Incorporation bias occurs if information that is used to establish the care-as-usual or biomarker-driven diagnosis is also used to establish the reference standard [39]. If for example a patient’s biomarker profile is available to a panel of experts who assign the reference diagnosis it could lead to overestimation of the biomarker’s accuracy, because the association between biomarker and reference standard is artificially inflated. This could easily occur when the standard medical practice diagnosis of AD-type dementia at follow up is used as a longitudinal reference standard, because biomarkers are often used in medical research practice. Many reports on studies that apply such longitudinal medical practice diagnosis as a reference standard provide insufficient information on whether the clinicians were blind for the biomarker results when they set the medical practice diagnosis after having followed up a patient [11]. Incorporation bias can also occur when diagnostic information from care-as-usual is available to the experts when they assign the reference diagnosis. In contrast to the inclusion of a patient’s biomarker profile, as explained above, the care-as-usual baseline information can hardly be omitted since a starting point is required for the reference diagnosis (i.e. the level of decline). It is considered likely that the care-as-usual information provides a ‘small piece of all available information including all follow-ups’ and that the biomarker profile information will receive ‘much weight in the consensus judgement’ when experts set the reference diagnosis [40]. We therefore recommend to incorporate the baseline clinical information but no biomarker information in a reference standard.

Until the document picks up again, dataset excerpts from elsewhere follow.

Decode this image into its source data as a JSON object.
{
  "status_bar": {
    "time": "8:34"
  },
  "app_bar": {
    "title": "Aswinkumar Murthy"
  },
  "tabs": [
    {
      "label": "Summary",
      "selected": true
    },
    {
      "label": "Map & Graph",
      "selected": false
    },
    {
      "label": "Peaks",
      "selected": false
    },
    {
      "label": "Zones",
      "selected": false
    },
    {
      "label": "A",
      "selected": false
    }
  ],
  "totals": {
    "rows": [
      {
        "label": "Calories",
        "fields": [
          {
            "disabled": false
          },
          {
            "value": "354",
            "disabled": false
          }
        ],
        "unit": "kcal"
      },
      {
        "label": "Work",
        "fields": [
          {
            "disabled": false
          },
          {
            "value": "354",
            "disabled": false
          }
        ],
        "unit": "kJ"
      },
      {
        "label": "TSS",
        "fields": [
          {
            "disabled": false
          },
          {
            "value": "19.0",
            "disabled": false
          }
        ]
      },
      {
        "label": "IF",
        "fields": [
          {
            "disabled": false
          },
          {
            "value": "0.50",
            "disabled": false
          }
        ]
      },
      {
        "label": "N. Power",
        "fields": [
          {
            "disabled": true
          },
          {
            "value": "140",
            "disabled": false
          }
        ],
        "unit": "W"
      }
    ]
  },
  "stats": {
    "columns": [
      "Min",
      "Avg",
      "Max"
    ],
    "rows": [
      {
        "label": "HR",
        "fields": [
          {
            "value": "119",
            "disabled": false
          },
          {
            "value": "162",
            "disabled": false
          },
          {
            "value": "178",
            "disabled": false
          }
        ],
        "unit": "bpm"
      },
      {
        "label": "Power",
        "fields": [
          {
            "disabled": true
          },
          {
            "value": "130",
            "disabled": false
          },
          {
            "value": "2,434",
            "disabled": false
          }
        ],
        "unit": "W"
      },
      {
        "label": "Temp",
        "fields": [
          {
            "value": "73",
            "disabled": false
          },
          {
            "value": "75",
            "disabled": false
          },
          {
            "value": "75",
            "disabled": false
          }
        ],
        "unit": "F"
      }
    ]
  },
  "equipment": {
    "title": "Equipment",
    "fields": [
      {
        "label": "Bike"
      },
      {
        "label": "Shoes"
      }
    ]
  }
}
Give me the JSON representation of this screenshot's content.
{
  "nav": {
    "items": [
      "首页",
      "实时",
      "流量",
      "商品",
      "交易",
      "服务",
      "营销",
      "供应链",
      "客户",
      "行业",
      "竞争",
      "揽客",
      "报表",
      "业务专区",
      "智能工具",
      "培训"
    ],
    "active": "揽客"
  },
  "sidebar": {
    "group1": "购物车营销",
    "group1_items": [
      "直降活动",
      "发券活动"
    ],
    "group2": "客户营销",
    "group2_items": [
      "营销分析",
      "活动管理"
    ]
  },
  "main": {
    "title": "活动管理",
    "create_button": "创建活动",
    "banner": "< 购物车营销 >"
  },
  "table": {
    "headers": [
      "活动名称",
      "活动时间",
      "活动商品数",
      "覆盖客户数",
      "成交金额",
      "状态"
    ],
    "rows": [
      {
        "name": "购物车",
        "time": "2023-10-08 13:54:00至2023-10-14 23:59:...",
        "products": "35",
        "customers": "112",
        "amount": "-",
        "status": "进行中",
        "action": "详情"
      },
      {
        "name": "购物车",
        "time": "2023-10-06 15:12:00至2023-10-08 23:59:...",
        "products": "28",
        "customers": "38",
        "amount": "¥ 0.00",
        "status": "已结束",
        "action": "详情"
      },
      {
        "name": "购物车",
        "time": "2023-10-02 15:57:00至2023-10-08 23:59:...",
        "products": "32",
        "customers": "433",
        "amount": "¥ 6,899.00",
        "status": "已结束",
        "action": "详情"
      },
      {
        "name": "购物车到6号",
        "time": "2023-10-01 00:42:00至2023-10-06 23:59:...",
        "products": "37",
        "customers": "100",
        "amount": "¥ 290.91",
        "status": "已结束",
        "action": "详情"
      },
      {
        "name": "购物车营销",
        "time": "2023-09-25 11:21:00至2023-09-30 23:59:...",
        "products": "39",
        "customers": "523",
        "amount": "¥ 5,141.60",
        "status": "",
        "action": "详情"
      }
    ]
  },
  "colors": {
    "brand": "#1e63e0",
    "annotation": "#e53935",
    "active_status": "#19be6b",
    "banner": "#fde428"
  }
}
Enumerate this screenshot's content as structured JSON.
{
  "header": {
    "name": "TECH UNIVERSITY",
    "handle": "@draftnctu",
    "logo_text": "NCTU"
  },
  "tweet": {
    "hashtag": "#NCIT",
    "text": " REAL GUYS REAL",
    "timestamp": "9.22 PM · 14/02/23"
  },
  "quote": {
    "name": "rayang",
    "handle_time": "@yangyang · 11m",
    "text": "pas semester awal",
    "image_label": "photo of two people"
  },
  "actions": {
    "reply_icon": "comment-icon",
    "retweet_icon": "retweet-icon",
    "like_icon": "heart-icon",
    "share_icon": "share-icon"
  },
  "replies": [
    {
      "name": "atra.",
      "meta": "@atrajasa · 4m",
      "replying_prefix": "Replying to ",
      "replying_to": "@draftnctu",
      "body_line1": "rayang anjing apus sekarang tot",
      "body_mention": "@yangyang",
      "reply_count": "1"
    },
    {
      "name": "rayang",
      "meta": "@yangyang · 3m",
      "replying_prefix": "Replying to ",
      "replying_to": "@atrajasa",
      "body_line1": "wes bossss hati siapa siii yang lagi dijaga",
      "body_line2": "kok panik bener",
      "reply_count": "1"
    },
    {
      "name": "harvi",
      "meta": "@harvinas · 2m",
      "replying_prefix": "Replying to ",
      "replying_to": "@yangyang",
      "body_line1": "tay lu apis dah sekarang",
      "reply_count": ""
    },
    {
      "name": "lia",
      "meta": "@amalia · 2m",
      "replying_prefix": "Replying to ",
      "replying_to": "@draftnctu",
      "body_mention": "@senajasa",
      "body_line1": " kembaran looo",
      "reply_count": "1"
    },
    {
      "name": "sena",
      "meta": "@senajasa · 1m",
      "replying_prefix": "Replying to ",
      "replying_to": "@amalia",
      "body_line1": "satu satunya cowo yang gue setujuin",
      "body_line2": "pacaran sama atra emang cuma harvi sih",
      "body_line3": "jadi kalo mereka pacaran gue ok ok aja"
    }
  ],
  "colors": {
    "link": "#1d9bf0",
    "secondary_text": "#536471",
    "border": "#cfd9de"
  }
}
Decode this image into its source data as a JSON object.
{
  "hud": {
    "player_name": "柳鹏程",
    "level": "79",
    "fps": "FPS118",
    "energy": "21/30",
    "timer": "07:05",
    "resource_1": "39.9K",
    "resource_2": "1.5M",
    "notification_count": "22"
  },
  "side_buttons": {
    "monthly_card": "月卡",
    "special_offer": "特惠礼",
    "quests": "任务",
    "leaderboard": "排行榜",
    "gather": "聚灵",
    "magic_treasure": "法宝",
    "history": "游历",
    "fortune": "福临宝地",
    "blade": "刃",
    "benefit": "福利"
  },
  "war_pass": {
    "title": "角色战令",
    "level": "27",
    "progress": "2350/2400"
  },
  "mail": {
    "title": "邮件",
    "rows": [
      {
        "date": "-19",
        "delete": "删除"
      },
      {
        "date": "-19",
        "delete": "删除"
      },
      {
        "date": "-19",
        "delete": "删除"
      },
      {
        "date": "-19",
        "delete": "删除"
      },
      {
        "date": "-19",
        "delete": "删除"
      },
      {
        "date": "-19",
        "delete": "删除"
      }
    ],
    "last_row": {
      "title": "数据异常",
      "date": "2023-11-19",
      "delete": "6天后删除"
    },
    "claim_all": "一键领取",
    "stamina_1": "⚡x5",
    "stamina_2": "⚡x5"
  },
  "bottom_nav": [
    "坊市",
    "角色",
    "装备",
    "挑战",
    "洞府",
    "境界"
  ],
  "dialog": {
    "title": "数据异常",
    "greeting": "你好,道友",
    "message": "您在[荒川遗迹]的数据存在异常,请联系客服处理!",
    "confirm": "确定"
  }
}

Review bias may occur in two forms. Test review bias occurs when the reference diagnosis is known while either the biomarker-driven or care-as-usual diagnosis is being set. Vice versa, when either the biomarker-driven diagnosis or care-as-usual diagnosis is known while the reference diagnosis is being set it is called diagnostic review bias [39]. Options 1 and 2 from Figure 2 graphically represent both situations. In an ideal situation, all three diagnoses are assessed by three independent expert panels. Due to limited time and resources a decision rule could be applied that combines the care-as-usual diagnosis with the patient’s biomarker profile using pre-defined cut-off values in a decision rule (see Figure 2 option 3 for an overview) [2]. From our pilot evaluation questionnaire (question 16 of Additional file 2) the experts rated potential review bias an average of 5.7 on a scale of 0 to 10.

Figure 2

Single panel approach (option 1 and 2) and partly independent approaches (option 3) to evaluate diagnostic tests for AD. * = possible diagnostic review bias. † = possible test review bias.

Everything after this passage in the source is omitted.